Could this 'protein-pruning' technology be the key to defeating not just Huntington's, but also Alzheimer's and Parkinson's?
After a similar drug's recent FDA approval, could this new molecule finally treat Huntington's disease at its source?
How does this large molecule bypass the brain's powerful defenses, a challenge that has stumped drug developers for decades?

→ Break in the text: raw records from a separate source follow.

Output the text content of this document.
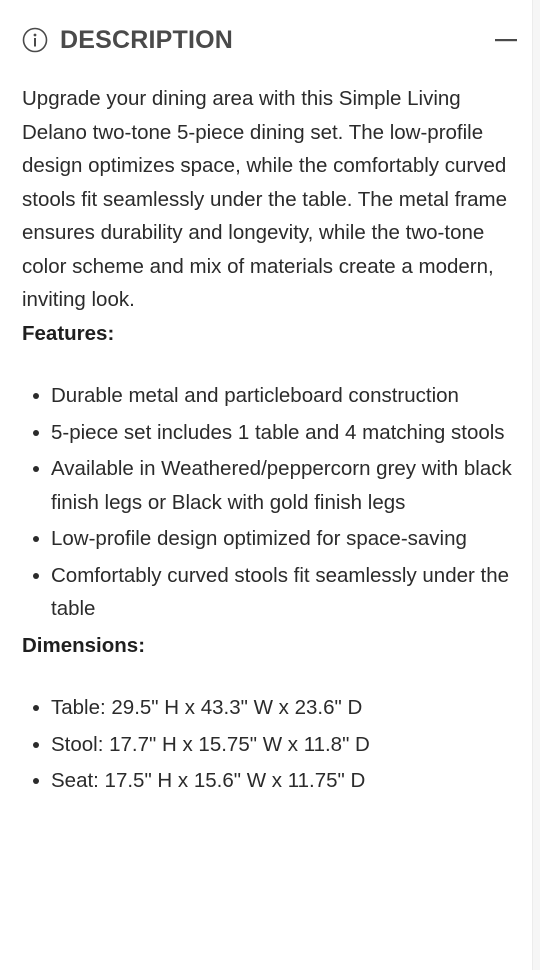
DESCRIPTION

Upgrade your dining area with this Simple Living Delano two-tone 5-piece dining set. The low-profile design optimizes space, while the comfortably curved stools fit seamlessly under the table. The metal frame ensures durability and longevity, while the two-tone color scheme and mix of materials create a modern, inviting look.

Features:

Durable metal and particleboard construction
5-piece set includes 1 table and 4 matching stools
Available in Weathered/peppercorn grey with black finish legs or Black with gold finish legs
Low-profile design optimized for space-saving
Comfortably curved stools fit seamlessly under the table

Dimensions:

Table: 29.5" H x 43.3" W x 23.6" D
Stool: 17.7" H x 15.75" W x 11.8" D
Seat: 17.5" H x 15.6" W x 11.75" D
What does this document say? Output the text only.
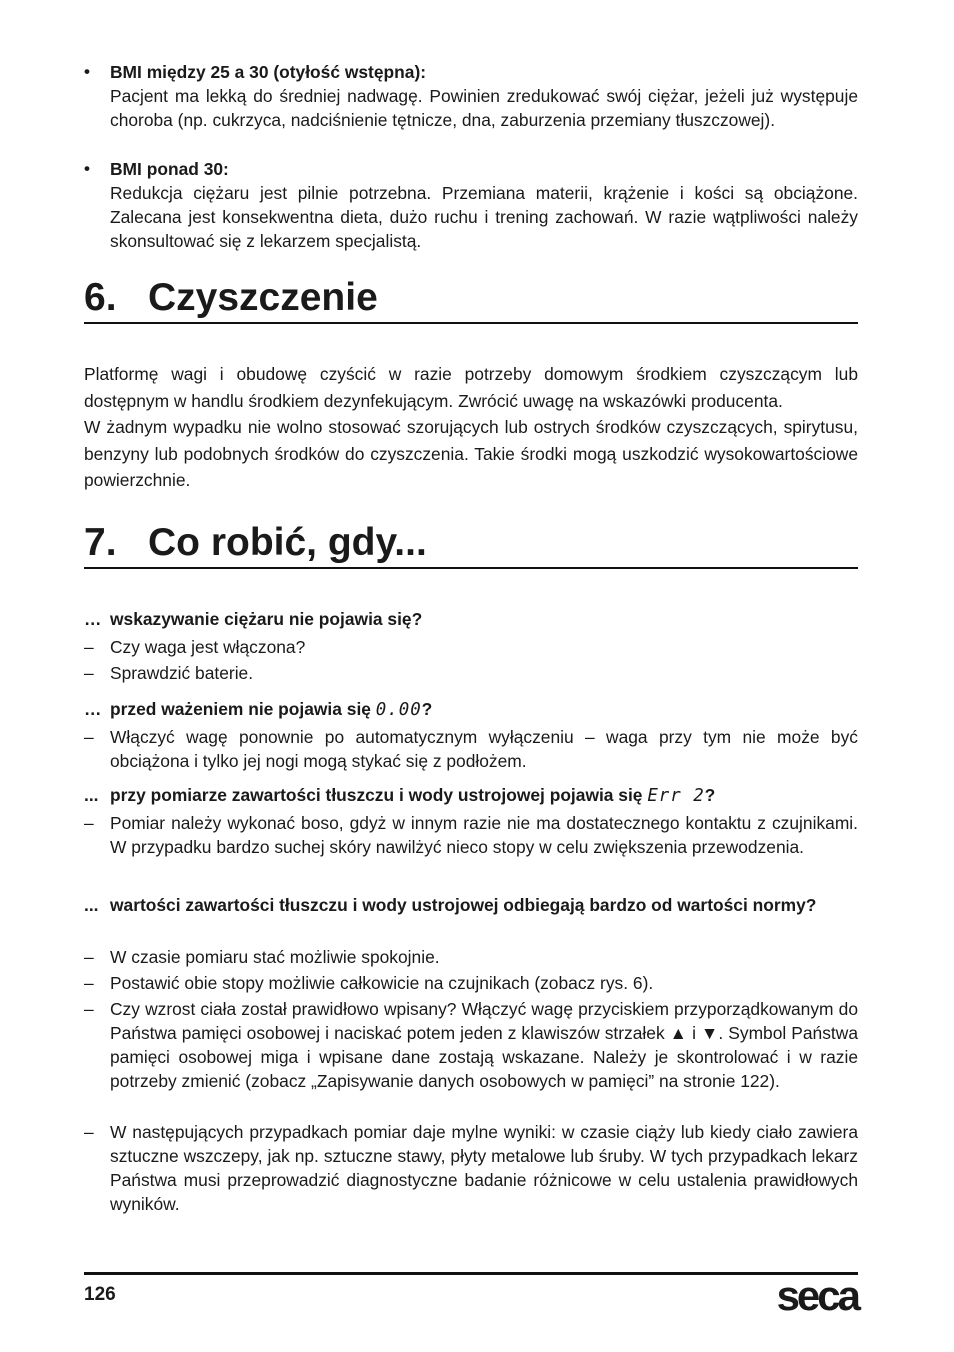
•	BMI między 25 a 30 (otyłość wstępna):
Pacjent ma lekką do średniej nadwagę. Powinien zredukować swój ciężar, jeżeli już występuje choroba (np. cukrzyca, nadciśnienie tętnicze, dna, zaburzenia przemiany tłuszczowej).
•	BMI ponad 30:
Redukcja ciężaru jest pilnie potrzebna. Przemiana materii, krążenie i kości są obciążone. Zalecana jest konsekwentna dieta, dużo ruchu i trening zachowań. W razie wątpliwości należy skonsultować się z lekarzem specjalistą.
6. Czyszczenie
Platformę wagi i obudowę czyścić w razie potrzeby domowym środkiem czyszczącym lub dostępnym w handlu środkiem dezynfekującym. Zwrócić uwagę na wskazówki producenta.
W żadnym wypadku nie wolno stosować szorujących lub ostrych środków czyszczących, spirytusu, benzyny lub podobnych środków do czyszczenia. Takie środki mogą uszkodzić wysokowartościowe powierzchnie.
7. Co robić, gdy...
… wskazywanie ciężaru nie pojawia się?
– Czy waga jest włączona?
– Sprawdzić baterie.
… przed ważeniem nie pojawia się 0.00?
– Włączyć wagę ponownie po automatycznym wyłączeniu – waga przy tym nie może być obciążona i tylko jej nogi mogą stykać się z podłożem.
... przy pomiarze zawartości tłuszczu i wody ustrojowej pojawia się Err 2?
– Pomiar należy wykonać boso, gdyż w innym razie nie ma dostatecznego kontaktu z czujnikami. W przypadku bardzo suchej skóry nawilżyć nieco stopy w celu zwiększenia przewodzenia.
... wartości zawartości tłuszczu i wody ustrojowej odbiegają bardzo od wartości normy?
– W czasie pomiaru stać możliwie spokojnie.
– Postawić obie stopy możliwie całkowicie na czujnikach (zobacz rys. 6).
– Czy wzrost ciała został prawidłowo wpisany? Włączyć wagę przyciskiem przyporządkowanym do Państwa pamięci osobowej i naciskać potem jeden z klawiszów strzałek ▲ i ▼. Symbol Państwa pamięci osobowej miga i wpisane dane zostają wskazane. Należy je skontrolować i w razie potrzeby zmienić (zobacz „Zapisywanie danych osobowych w pamięci” na stronie 122).
– W następujących przypadkach pomiar daje mylne wyniki: w czasie ciąży lub kiedy ciało zawiera sztuczne wszczepy, jak np. sztuczne stawy, płyty metalowe lub śruby. W tych przypadkach lekarz Państwa musi przeprowadzić diagnostyczne badanie różnicowe w celu ustalenia prawidłowych wyników.
126	seca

PROTAC 2′ for Huntington’s Disease: A Preclinical Breakthrough Targeting Mutant Huntingtin with Precision and Promise
Overview
Huntington's disease is a devastating neurodegenerative disorder, and finding effective treatments remains a major challenge. PROTAC 2′, developed by the Huang lab, is a new compound in preclinical testing that offers hope for patients. Unlike traditional drugs, PROTAC 2′ is designed to target the root cause of Huntington's disease by recruiting both the toxic mutant huntingtin protein clumps and the cell's natural degradation machinery to the same place. This unique approach helps break down harmful protein aggregates, potentially slowing disease progression and sparing healthy proteins, making PROTAC 2′ a promising step forward in Huntington's disease research.